È bastata la notizia della rinuncia al mandato da parte dell’avvocato di un giovane arrestato per l’omicidio di una ragazza per scatenare un’ondata di commenti, interpretazioni e polemiche. Alcuni titoli di giornale hanno affiancato l’ammissione del ragazzo alla decisione dell’avvocato di lasciare l’incarico, suggerendo implicitamente che l’abbandono fosse una forma di condanna morale, un segnale di ripulsa verso il presunto autore di un crimine efferato. Ma la realtà è molto più semplice — e molto più seria.
Come spiegato da fonti vicine al caso, il legale in questione è un civilista, non un penalista. La sua decisione di non proseguire nella difesa deriva da una valutazione professionale: non è la sua materia, non ha la competenza specifica per affrontare una vicenda tanto delicata. È, anzi, un gesto di rispetto nei confronti del cliente e del processo stesso.
Occorre allora richiamare alcuni principi fondamentali del diritto penale e della deontologia forense. Primo: ogni imputato ha diritto a una difesa tecnica, obbligatoria nel processo penale. Non si tratta solo di un diritto individuale, ma di una garanzia per l’intera collettività, come ha affermato la Corte costituzionale. È ciò che spinse il presidente dell’Ordine degli avvocati di Torino, Fulvio Croce, a difendere d’ufficio i brigatisti — pagandone il prezzo con la vita.
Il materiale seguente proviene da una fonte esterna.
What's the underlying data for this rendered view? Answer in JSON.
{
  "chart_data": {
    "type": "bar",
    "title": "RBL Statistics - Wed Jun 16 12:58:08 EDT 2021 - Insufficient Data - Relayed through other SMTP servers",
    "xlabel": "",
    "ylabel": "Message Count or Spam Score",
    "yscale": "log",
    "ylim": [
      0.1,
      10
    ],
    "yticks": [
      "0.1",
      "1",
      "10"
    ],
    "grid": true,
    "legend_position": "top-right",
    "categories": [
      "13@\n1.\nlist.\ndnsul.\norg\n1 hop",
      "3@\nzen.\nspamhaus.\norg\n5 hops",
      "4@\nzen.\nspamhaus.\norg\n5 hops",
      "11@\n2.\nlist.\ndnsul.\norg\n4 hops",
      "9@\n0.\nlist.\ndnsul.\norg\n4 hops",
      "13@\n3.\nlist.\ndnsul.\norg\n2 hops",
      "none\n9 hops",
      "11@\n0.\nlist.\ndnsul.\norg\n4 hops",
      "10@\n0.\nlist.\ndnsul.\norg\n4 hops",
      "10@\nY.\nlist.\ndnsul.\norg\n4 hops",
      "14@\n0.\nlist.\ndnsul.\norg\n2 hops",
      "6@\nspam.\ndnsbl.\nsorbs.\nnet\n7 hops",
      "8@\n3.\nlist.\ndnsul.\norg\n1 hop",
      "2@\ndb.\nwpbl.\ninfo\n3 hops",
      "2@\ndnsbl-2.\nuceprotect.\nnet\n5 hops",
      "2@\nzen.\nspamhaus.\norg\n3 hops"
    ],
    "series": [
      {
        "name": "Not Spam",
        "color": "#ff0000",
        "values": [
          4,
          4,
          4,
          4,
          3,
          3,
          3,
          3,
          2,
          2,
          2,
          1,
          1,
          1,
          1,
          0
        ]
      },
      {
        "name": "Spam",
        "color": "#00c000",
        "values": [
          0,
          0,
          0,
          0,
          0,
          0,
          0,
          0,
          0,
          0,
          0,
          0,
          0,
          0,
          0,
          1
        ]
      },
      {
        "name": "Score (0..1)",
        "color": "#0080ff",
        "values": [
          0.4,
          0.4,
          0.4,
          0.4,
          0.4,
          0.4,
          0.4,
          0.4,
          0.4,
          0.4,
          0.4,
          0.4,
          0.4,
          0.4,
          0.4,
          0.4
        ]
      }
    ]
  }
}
Ma il rapporto tra difensore e assistito è di natura fiduciaria. Un avvocato di fiducia può rinunciare all’incarico anche senza una giusta causa, mentre il difensore d’ufficio, nominato dallo Stato, può essere sostituito solo per motivi fondati. In ogni caso, la rinuncia non ha effetto immediato: il legale deve assicurarsi che il cliente non resti privo di tutela.
C’è poi un altro principio spesso trascurato: un avvocato ha il dovere deontologico di assumere solo incarichi per cui possiede la preparazione necessaria. Nessuno dovrebbe stupirsi, quindi, se un civilista si fa da parte in un processo penale.
Il vero punto è che la difesa di un imputato non è mai un atto di approvazione o giustificazione del reato. L’avvocato non è un complice né un moralista: è un professionista che opera con razionalità e competenza. Se non si sente in grado di farlo, o se teme che le proprie emozioni possano interferire, ha il dovere di farsi da parte. Non per giudicare il cliente, ma per garantirgli la miglior difesa possibile.
Un altro caso, di tono ben diverso, ha fatto notizia negli stessi giorni: un ministro della Repubblica ha cambiato difensore durante il processo. Il nuovo penalista, subentrato a ridosso dell’udienza, ha chiesto e ottenuto un rinvio per studiare gli atti. Nulla di straordinario: accade spesso nelle aule dei tribunali. E solo il giudice, in quel momento, può valutare se la richiesta sia fondata o strumentale.
In conclusione, il diritto di difesa è una colonna portante della giustizia. Confonderlo con l’adesione al comportamento dell’imputato è non solo un errore, ma un pericoloso fraintendimento del senso stesso del processo penale.